Le Tribunal cantonal vaudois n'entend pas laisser l'UEFA continuer à ignorer ses ordonnances. La juge Dominique Carlsson a mis l'instance européenne à l'amende à compter de mercredi et a réitéré ses injonctions demandant la réintégration immédiate du FC Sion en Europa League, annonce le club dans un communiqué.
La cour juge les arguments de l'UEFA dépourvus de toute consistance, déclare le FC Sion. Dans son communiqué, ce dernier explique que le Tribunal du canton de Vaud a mis à l'amende l'organe faîtier du football européen à compter de mercredi, à raison du montant maximal prévu par la loi (1000 francs par jour). Et ce tant que les mesures exécutoires prononcées par la juge Dominique Carlsson le 27 septembre, exigeant la réintégration immédiate du club en Europa League, ne seraient pas appliquées.
Sommée de communiquer au FC Sion lundi dernier les scénarios envisagés pour sa réintégration immédiate, l'UEFA s'était contentée de proposer plusieurs variantes qui ne prévoyaient pas de match avant le 24 novembre, dans l'espoir que le TAS rendrait d'ici là son jugement sur le fond de l'affaire.
"La Cour civile note qu'elle ne voit aucune justification au fait qu'il faille attendre un verdict du Tribunal arbitral du sport pour exécuter la décision du 27 septembre", poursuit le club.
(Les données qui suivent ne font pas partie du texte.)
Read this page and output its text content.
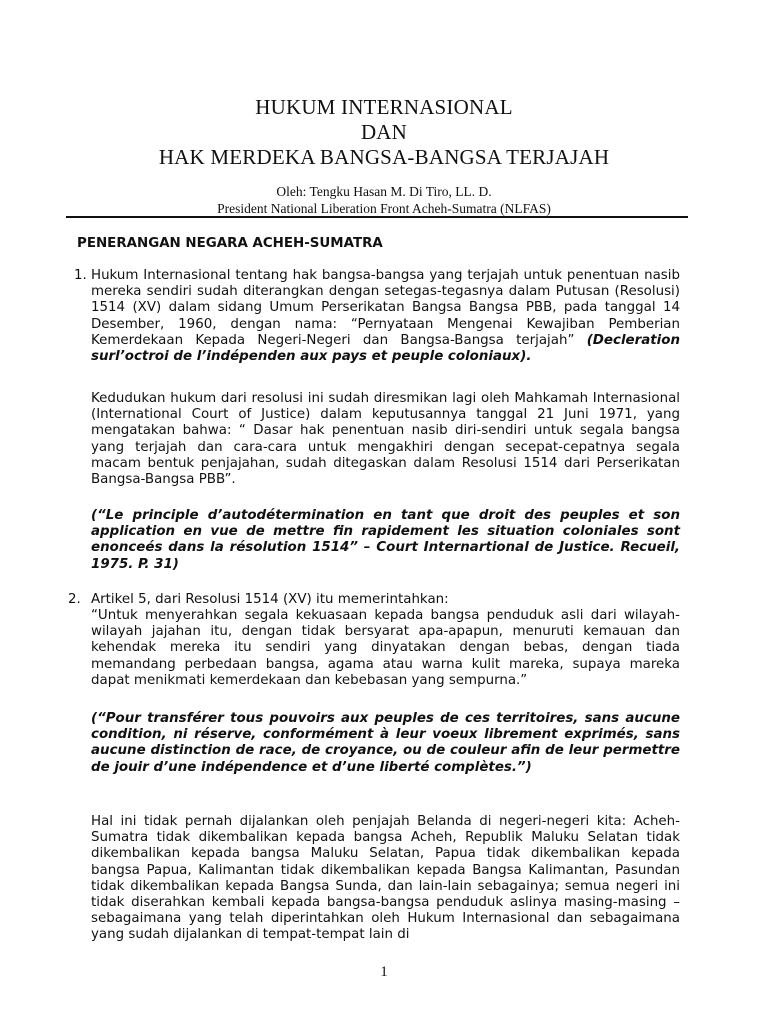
HUKUM INTERNASIONAL
DAN
HAK MERDEKA BANGSA-BANGSA TERJAJAH
Oleh: Tengku Hasan M. Di Tiro, LL. D.
President National Liberation Front Acheh-Sumatra (NLFAS)
PENERANGAN NEGARA ACHEH-SUMATRA
1. Hukum Internasional tentang hak bangsa-bangsa yang terjajah untuk penentuan nasib mereka sendiri sudah diterangkan dengan setegas-tegasnya dalam Putusan (Resolusi) 1514 (XV) dalam sidang Umum Perserikatan Bangsa Bangsa PBB, pada tanggal 14 Desember, 1960, dengan nama: “Pernyataan Mengenai Kewajiban Pemberian Kemerdekaan Kepada Negeri-Negeri dan Bangsa-Bangsa terjajah” (Decleration surl’octroi de l’indépenden aux pays et peuple coloniaux).
Kedudukan hukum dari resolusi ini sudah diresmikan lagi oleh Mahkamah Internasional (International Court of Justice) dalam keputusannya tanggal 21 Juni 1971, yang mengatakan bahwa: “ Dasar hak penentuan nasib diri-sendiri untuk segala bangsa yang terjajah dan cara-cara untuk mengakhiri dengan secepat-cepatnya segala macam bentuk penjajahan, sudah ditegaskan dalam Resolusi 1514 dari Perserikatan Bangsa-Bangsa PBB”.
(“Le principle d’autodétermination en tant que droit des peuples et son application en vue de mettre fin rapidement les situation coloniales sont enonceés dans la résolution 1514” – Court Internartional de Justice. Recueil, 1975. P. 31)
2. Artikel 5, dari Resolusi 1514 (XV) itu memerintahkan:
“Untuk menyerahkan segala kekuasaan kepada bangsa penduduk asli dari wilayah-wilayah jajahan itu, dengan tidak bersyarat apa-apapun, menuruti kemauan dan kehendak mereka itu sendiri yang dinyatakan dengan bebas, dengan tiada memandang perbedaan bangsa, agama atau warna kulit mareka, supaya mareka dapat menikmati kemerdekaan dan kebebasan yang sempurna.”
(“Pour transférer tous pouvoirs aux peuples de ces territoires, sans aucune condition, ni réserve, conformément à leur voeux librement exprimés, sans aucune distinction de race, de croyance, ou de couleur afin de leur permettre de jouir d’une indépendence et d’une liberté complètes.”)
Hal ini tidak pernah dijalankan oleh penjajah Belanda di negeri-negeri kita: Acheh-Sumatra tidak dikembalikan kepada bangsa Acheh, Republik Maluku Selatan tidak dikembalikan kepada bangsa Maluku Selatan, Papua tidak dikembalikan kepada bangsa Papua, Kalimantan tidak dikembalikan kepada Bangsa Kalimantan, Pasundan tidak dikembalikan kepada Bangsa Sunda, dan lain-lain sebagainya; semua negeri ini tidak diserahkan kembali kepada bangsa-bangsa penduduk aslinya masing-masing – sebagaimana yang telah diperintahkan oleh Hukum Internasional dan sebagaimana yang sudah dijalankan di tempat-tempat lain di
1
Car le tribunal estime en effet que "cet argument est dépourvu de toute consistance, dans la mesure où une association de droit privé n'est pas recevable à exciper (ndlr: soulever une exception en justice) de son organisation interne pour se soustraire à l'injonction du juge", écrit la cour vaudoise, citée par Sion dans son communiqué.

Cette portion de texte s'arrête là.